Intriguingly footwear featured heavily in his readings. He remembered buffing his father’s army boots, the strikingly designed shoes his wife was wearing when he first met her and the day the girl sitting next to him at primary school had wet herself leaving his sensible lace-ups paddling in a little pool of pee.

Question and answer time found a perceptive member of the audience quizzing him about this apparent fixation. Motion blushed again and shrugged it off, saying that it was probably because he was someone who had always looked down. His earliest memories, he said, were of his father telling him to “sit-up straight” or “stand-up”, something he had never really achieved. 

In truth it wasn’t really an adequate answer but one can understand that the one-time Poet Laureate, writer by appointment to the Queen, has no wish to become known as some kind foot fetishist. The last person who moved in Royal circles and was  famous for  having a serious “shoe-thing” was probably Prince Charming and his life is nothing more than an endless pantomime. 

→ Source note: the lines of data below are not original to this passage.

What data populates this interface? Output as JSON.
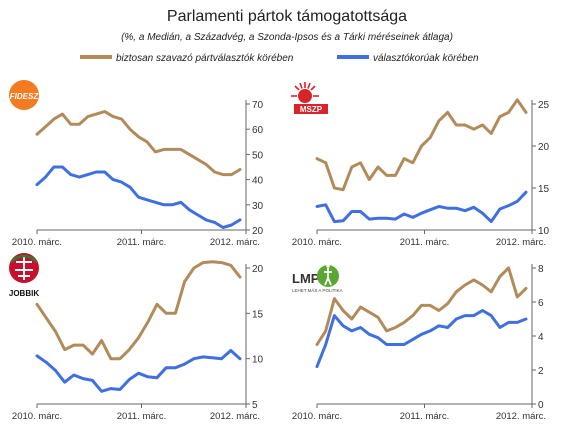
{
  "title": "Parlamenti pártok támogatottsága",
  "subtitle": "(%, a Medián, a Századvég, a Szonda-Ipsos és a Tárki méréseinek átlaga)",
  "legend": [
    {
      "label": "biztosan szavazó pártválasztók körében",
      "color": "#b28b5a"
    },
    {
      "label": "választókorúak körében",
      "color": "#3f6fe0"
    }
  ],
  "colors": {
    "decided_voters": "#b28b5a",
    "all_adults": "#3f6fe0",
    "axis": "#666666",
    "text": "#222222"
  },
  "x_tick_labels": [
    "2010. márc.",
    "2011. márc.",
    "2012. márc."
  ],
  "chart_data": [
    {
      "type": "line",
      "party": "Fidesz",
      "logo_text": "FIDESZ",
      "ylim": [
        20,
        70
      ],
      "yticks": [
        20,
        30,
        40,
        50,
        60,
        70
      ],
      "series": [
        {
          "name": "biztosan szavazó pártválasztók körében",
          "values": [
            58,
            61,
            64,
            66,
            62,
            62,
            65,
            66,
            67,
            65,
            64,
            60,
            57,
            55,
            51,
            52,
            52,
            52,
            50,
            48,
            46,
            43,
            42,
            42,
            44
          ]
        },
        {
          "name": "választókorúak körében",
          "values": [
            38,
            41,
            45,
            45,
            42,
            41,
            42,
            43,
            43,
            40,
            39,
            37,
            33,
            32,
            31,
            30,
            30,
            31,
            28,
            26,
            24,
            23,
            21,
            22,
            24
          ]
        }
      ]
    },
    {
      "type": "line",
      "party": "MSZP",
      "logo_text": "MSZP",
      "ylim": [
        10,
        25
      ],
      "yticks": [
        10,
        15,
        20,
        25
      ],
      "series": [
        {
          "name": "biztosan szavazó pártválasztók körében",
          "values": [
            18.5,
            18,
            15,
            14.8,
            17.5,
            18,
            16,
            17.5,
            16.5,
            16.5,
            18.5,
            18,
            20,
            21,
            23,
            24,
            22.5,
            22.5,
            22,
            22.5,
            21.5,
            23.5,
            24,
            25.5,
            24
          ]
        },
        {
          "name": "választókorúak körében",
          "values": [
            12.8,
            13,
            11,
            11.1,
            12.2,
            12.2,
            11.3,
            11.4,
            11.4,
            11.3,
            11.9,
            11.5,
            12,
            12.4,
            12.8,
            12.6,
            12.6,
            12.3,
            12.7,
            12,
            11,
            12.5,
            12.9,
            13.4,
            14.5
          ]
        }
      ]
    },
    {
      "type": "line",
      "party": "Jobbik",
      "logo_text": "JOBBIK",
      "ylim": [
        5,
        20
      ],
      "yticks": [
        5,
        10,
        15,
        20
      ],
      "series": [
        {
          "name": "biztosan szavazó pártválasztók körében",
          "values": [
            16,
            14.5,
            13,
            11,
            11.5,
            11.5,
            10.5,
            12,
            10,
            10,
            11,
            12.3,
            14,
            16,
            15,
            15,
            18.5,
            20,
            20.6,
            20.7,
            20.6,
            20.3,
            19
          ]
        },
        {
          "name": "választókorúak körében",
          "values": [
            10.3,
            9.6,
            8.7,
            7.4,
            8.2,
            7.8,
            7.6,
            6.4,
            6.7,
            6.6,
            7.7,
            8.4,
            8,
            7.9,
            9,
            9,
            9.4,
            10,
            10.2,
            10.1,
            10,
            10.9,
            10
          ]
        }
      ]
    },
    {
      "type": "line",
      "party": "LMP",
      "logo_text": "LMP",
      "logo_caption": "LEHET MÁS A POLITIKA",
      "ylim": [
        0,
        8
      ],
      "yticks": [
        0,
        2,
        4,
        6,
        8
      ],
      "series": [
        {
          "name": "biztosan szavazó pártválasztók körében",
          "values": [
            3.5,
            4.3,
            6.2,
            5.5,
            5,
            5.7,
            5.4,
            5.1,
            4.3,
            4.5,
            4.8,
            5.2,
            5.8,
            5.8,
            5.5,
            5.9,
            6.6,
            7,
            7.3,
            7,
            6.6,
            7.5,
            8,
            6.3,
            6.8
          ]
        },
        {
          "name": "választókorúak körében",
          "values": [
            2.2,
            3.5,
            5.2,
            4.6,
            4.3,
            4.5,
            4.1,
            3.9,
            3.5,
            3.5,
            3.5,
            3.8,
            4.1,
            4.3,
            4.6,
            4.5,
            5,
            5.2,
            5.2,
            5.5,
            5.2,
            4.5,
            4.8,
            4.8,
            5
          ]
        }
      ]
    }
  ]
}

It’s unlikely that the tabloid media would dub the gentle poet with such a kindly soubriquet. After all it’s only a few short years ago that, having discovered that he had had an affair with a younger woman, that the Daily Mail gleefully called him Pelvic Motion. I can’t imagine how embarrassed he must have been. 

Motion indicates that his 10 years as Poet Laureate was not a particularly enjoyable experience. Although the Queen reportedly told him that he didn’t have to write a word, that he could accept the title, take the £5,000-a-year and butt-sack of sherry that came with it and do nothing, he felt he had a duty to mark public events.

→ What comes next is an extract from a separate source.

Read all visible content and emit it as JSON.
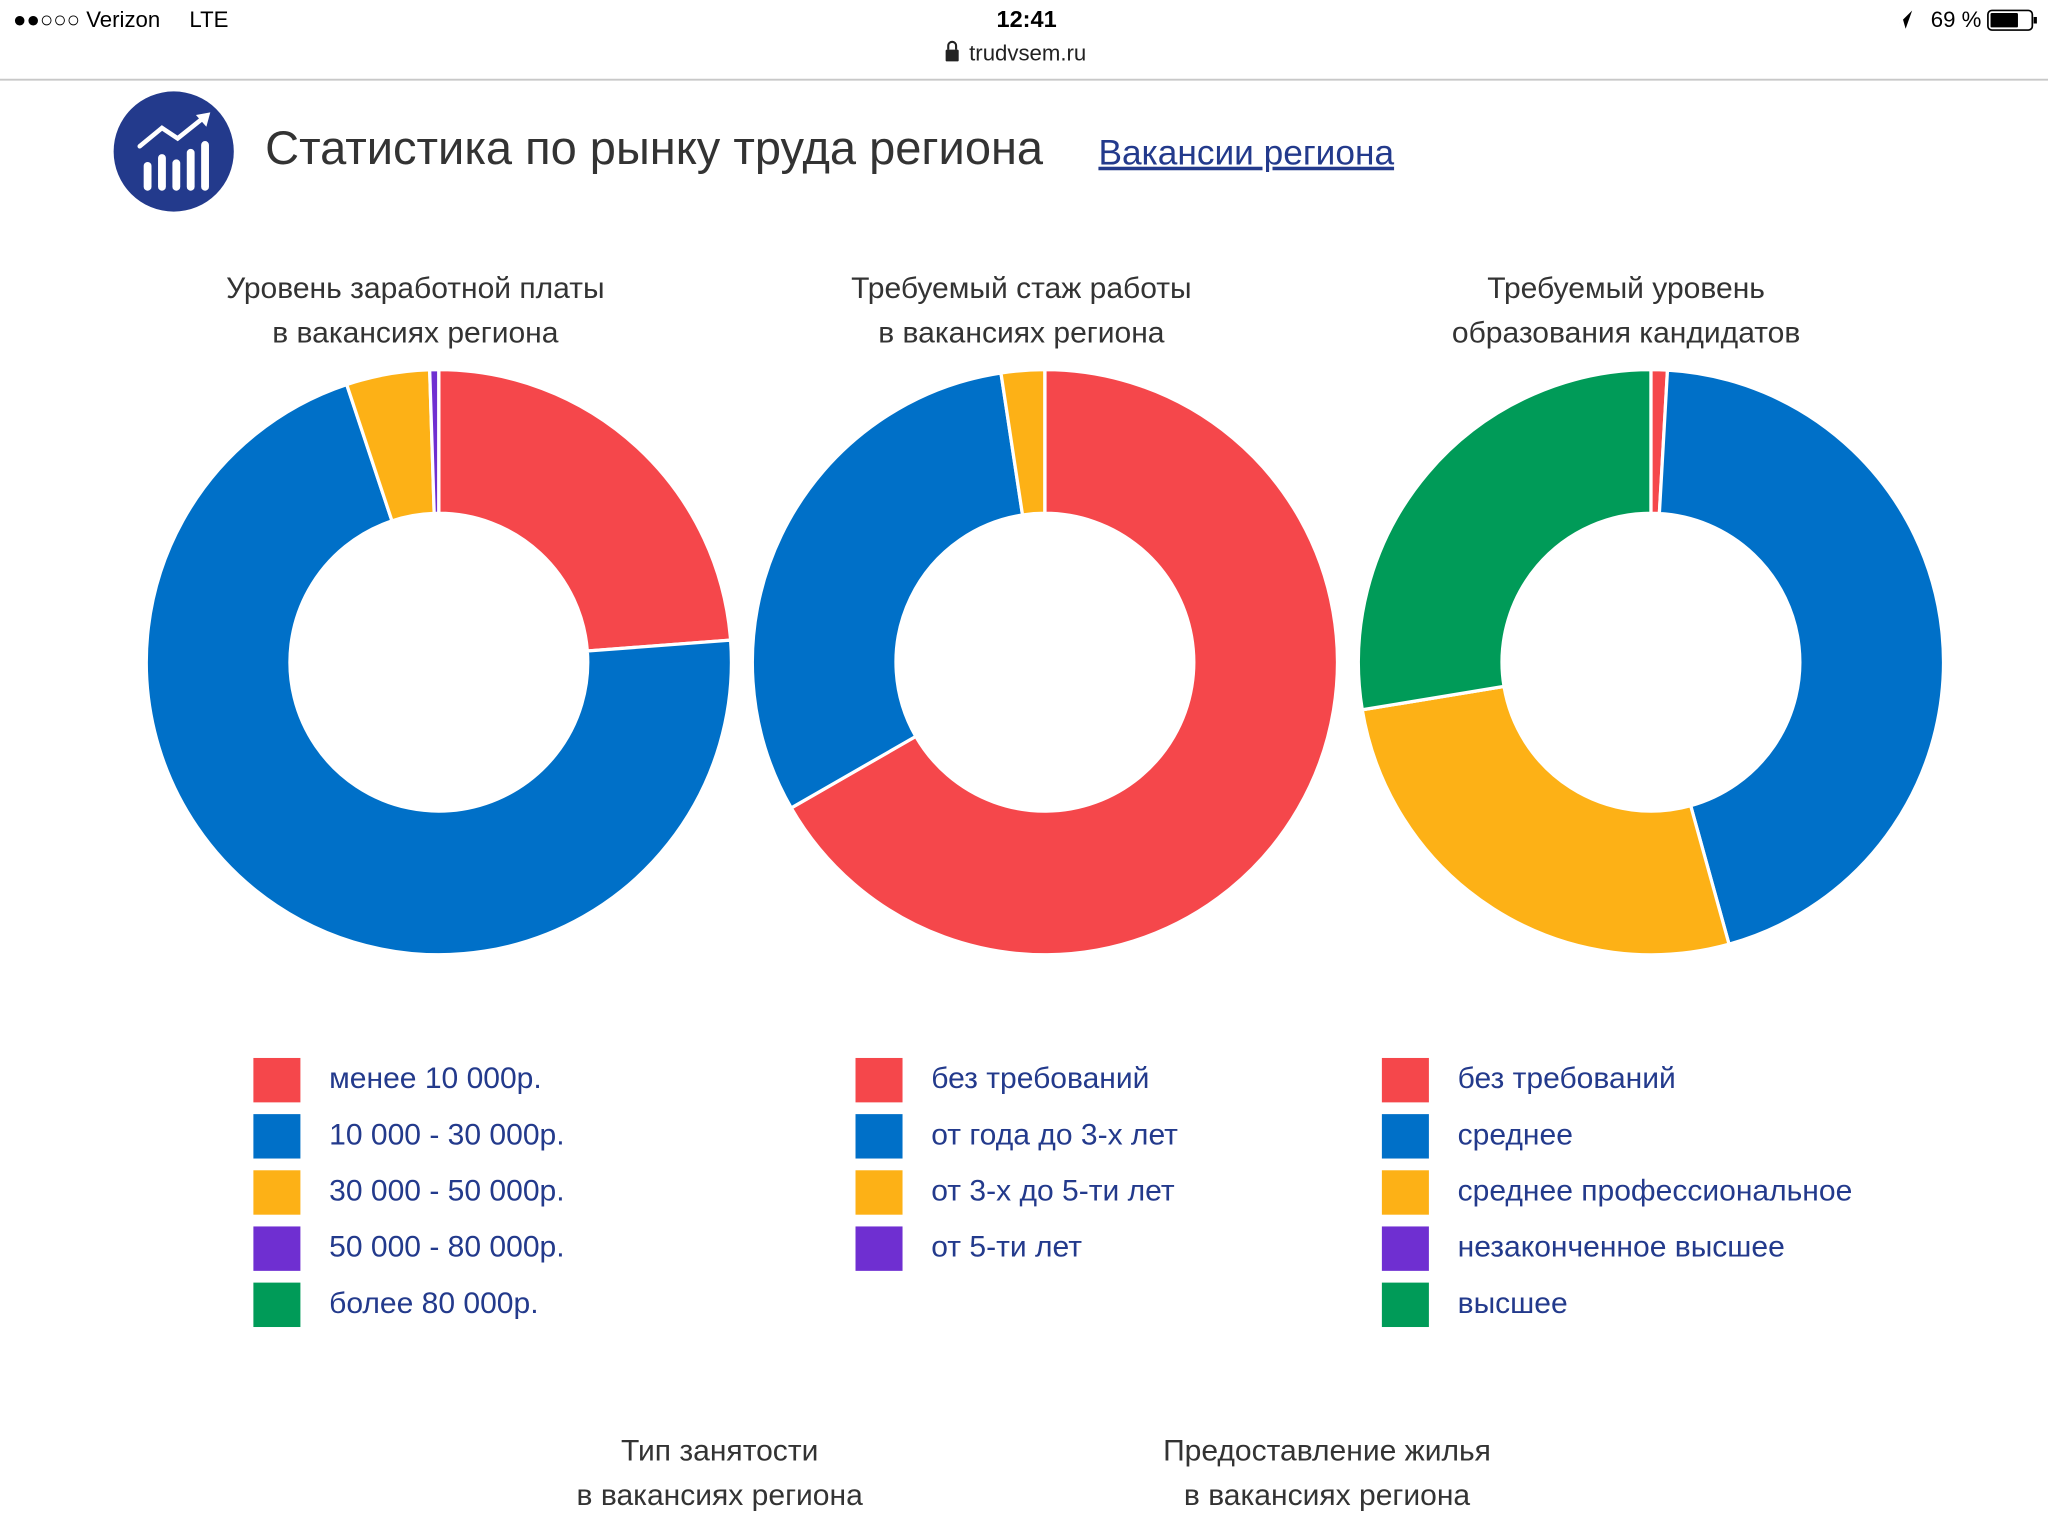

The trouble was he hated writing to order and ended up unable to write anything at all. He might as well have drunk the butt-sack, about 700 bottles, that would have achieved the same thing. The last two years of his laureateship found him creatively paralysed by writers block. 

“I thought the poetry had gone,” he says. Happily that problem is now resolved. A series of events, including the death of his father and meeting Kyeong-Soo Kim, unlocked the muse. In the past two years Motion says he has written more than he did in the previous decade. 

His work is exemplary. Much of it is quite dark but it’s wonderfully perceptive and quietly rhythmic.There is also plenty of humour though Motion thinks of this as being “a little bit wry”.

He certainly isn’t averse to crazy flights of imagination like the poem which recalls a dream in which his beloved William Wordsworth was rattling around the Lake District in a white van moonlighting as a plumber. 

The only time,” says Andrew Motion, “that I have woken myself up laughing.”